Focus on Flip Chips
Don’t you just love being right? It took a long time for flip chips to go mainstream, but now that they have made it, it’s very satisfying.
One look at the year so far indicates positive growth in packaging applications. Just look at the increase in flip chip shipments. Sales are up for PCs, chipsets, and CPUs. ASIC designs have incorporated flip chip. When graphics chips used in gaming applications shifted from wire bond to flip chip at the end of last year, the whole picture changed. The demand for flip chip substrates is also increasing. Organic laminate - a less-expensive substrate material - is growing with a value of more than $4.2 billion, according to some analysts. The growth of flip chip accounts for this boom.
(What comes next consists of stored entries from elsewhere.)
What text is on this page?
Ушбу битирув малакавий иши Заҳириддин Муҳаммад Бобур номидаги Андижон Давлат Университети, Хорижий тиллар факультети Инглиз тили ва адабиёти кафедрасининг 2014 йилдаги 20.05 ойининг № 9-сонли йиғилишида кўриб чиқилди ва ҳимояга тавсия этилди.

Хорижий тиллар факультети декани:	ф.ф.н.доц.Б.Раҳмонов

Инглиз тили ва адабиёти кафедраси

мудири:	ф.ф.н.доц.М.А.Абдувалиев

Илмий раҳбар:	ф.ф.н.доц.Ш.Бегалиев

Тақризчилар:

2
Recent articles in Advanced Packaging covered the C4NP wafer-bumping process for molding flip chips, which was invented by IBM and is now being tested by them on equipment provided by SUSS MicroTec. This method has not entered the commercial market as of yet, but is still in testing at IBM in Fishkill, NY. As the flip chip area grows, there will be a need for a less-expensive way to make flip chips as well. Timing is everything. The obvious next step is for C4NP to travel to China as these two trends come together like droplets of water following the same path.
China, after all, is predicted to be the largest IC-consuming country in the world by 2010. “China’s government policy to develop the semiconductor industry, and the general trend of the world’s IC manufacturing industry moving into China, are driving China as a prime location for IC design and manufacturing,” says Anty Zheng, analyst at In-Stat. As sure as our children will teach us how to apply electronics, is how certain I feel that any new technology for producing flip chips in a cheaper mode will go mainstream there.
Therefore, when our magazine editors decided to start a Roadshow blitz, visiting packaging companies to experience an “in-the-trenches” view of the industry, our first stop was at SUSS MicroTec in Waterbury, VT, to follow up on the progress of the C4NP project with IBM, as featured in our November 2005 cover story. Our next stop was to visit John Harris, manager of worldwide test engineering at IBM Microelectronics in nearby Burlington, VT, for a tour of the engineering test center to find out what’s new in sockets. You can read about the Roadshow debut at www.apmag.com. Or turn to pages 8 and 9 to experience this insightful trip through photos. More road trips are in the works, so visit our website to submit your reasons why we should visit your company and spend some time in your environment.
What did our first road trip teach us about the world of flip chips and package testing? We learned enough to know that testing is essential for reliability. We learned enough to share the stage that C4NP is at now, and to predict where it will develop as part of the “smaller, faster, cheaper” saga of our industry. From our firsthand experience and vantage point, flip chips are healthy.